So you’re quite happily working away having installed an update to an application that you’re not currently running only to find that the installer demands a reboot at the end of the installation anyway. “Why”, you ask yourself, “I wasn’t even using the program”. Over the next few posts, I will cover the main mechanisms that Windows uses to update in-use files and how you can sometimes safely make the required updates without rebooting.
In this article, we’ll look at the registry value “PendingFileRenameOperations” found in the key “HKEY_LOCAL_MACHINE\SYSTEM\CurrentControlSet\Control\Session Manager” although the value may not be present if there are no pending file renames to be performed at the next boot. This value consists of pairs of files – the first file of the pair is the source file and the second file is the destination. If the second file is the empty string then the source file is to be deleted.
In the example above, there are three Adobe Flash files that are to be deleted, presumably as they were in use when the Flash update was applied and the replacement files have different names (since the file names seem to include the version number in this example). Now whilst these files may have been in use when the update was applied, they may not be now so we can use SysInternals/Microsoft Process Explorer to see if these files are still in use or we can just try deleting the files anyway since if they are in use we will get an error.
In the Process Explorer handle search results above we can see that nothing currently has this file open so we could do the deletion now. If a process did have a handle open to the file that needed deleting then we would have to make a judgement call as to whether we could safely terminate the process holding the handle open, and restart it if required. Do not use the Process Explorer functionality that allows you to close a handle though as this may cause the process owning the handle to malfunction or crash since the application developer for that application believes they are in control of the handle’s lifespan and probably won’t expect, or cater for, external interference.

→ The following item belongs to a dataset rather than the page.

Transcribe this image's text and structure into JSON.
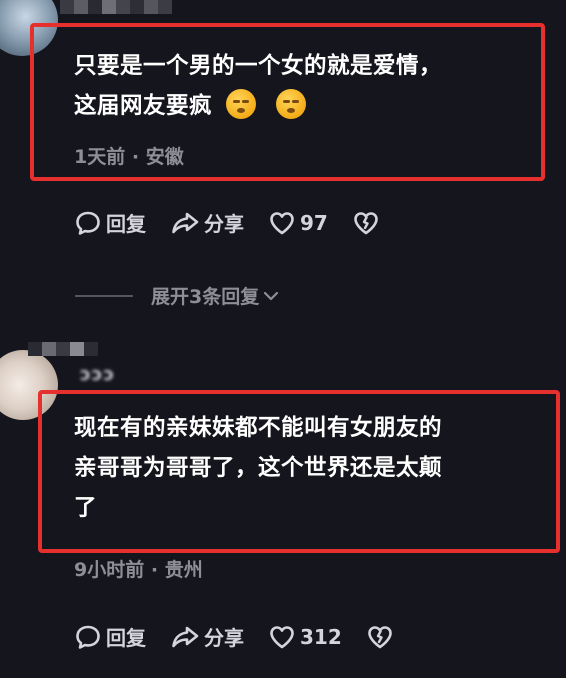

Next in the PendingFileRenameOperations value above, googledrivesync.exe is to be deleted and then the file “C:\Program Files\Google\Drive\TBM5CAD.tmp” is to be moved to googledrivesync.exe. Actually, the delete operation here is superfluous as the file move will overwrite googledrivesync.exe anyway. Here we could terminate googeldrivesync.exe, do the file move manually as an administrator and then restart (the updated) googledrivesync.exe.
You might think that if PendingFileRenameOperations just included file delete operations, rather than moves, then the reboot could be delayed until a convenient time. However, I have seen many times where the file(s) to be deleted is one that is still in use because the installer has failed to stop/restart whatever was using the old, to be deleted, file such that the system although claims to be running the updated software is in fact still running some of the old components which may cause problems. I always check PendingFileRenameOperations after an installation even if the installer hasn’t requested a reboot. These files are typically “rollback” files which are usually located in the %systemdrive%\Config.msi folder and have a “.rbf” extension. To find out what they are, file wise, since they will have been renamed, take a copy, add a .dll extension and then view the properties in Explorer.
Note that regedit does not allow you to have empty strings when modifying a REG_MULTI_SZ value so if you want to edit the value, you must not use regedit – export to .reg, modify that in a text editor like notepad and re-import, otherwise the value will become corrupt. If there is no data (file names) left in the value then the value itself should be deleted. Don’t click “OK” when viewing the value data even if you haven’t changed it (my best practice is always to click “Cancel” on anything where you’ve not made a change anyway) otherwise you will get the warning below (which I personally feel is a (long standing) bug in regedit since REG_MULTI_SZ values can quite evidently contain empty strings):
and the value will then look something like this:
which is unfortunately now rather broken and will potentially update/delete the wrong files!
You can add your own entries into the PendingFileRenameOperations using an old Microsoft command line tool called InUse.exe which is available here if you need it.
If you set Process Monitor to log from boot, you can see the PendingFileRenameOperations value being processed. It’s not very interesting though! You should see that it is processed in a top down manner – updates to the value when setting file moves/deletions are usually appended to the value so the most recent updates will feature at the end, not the start, of the value’s data.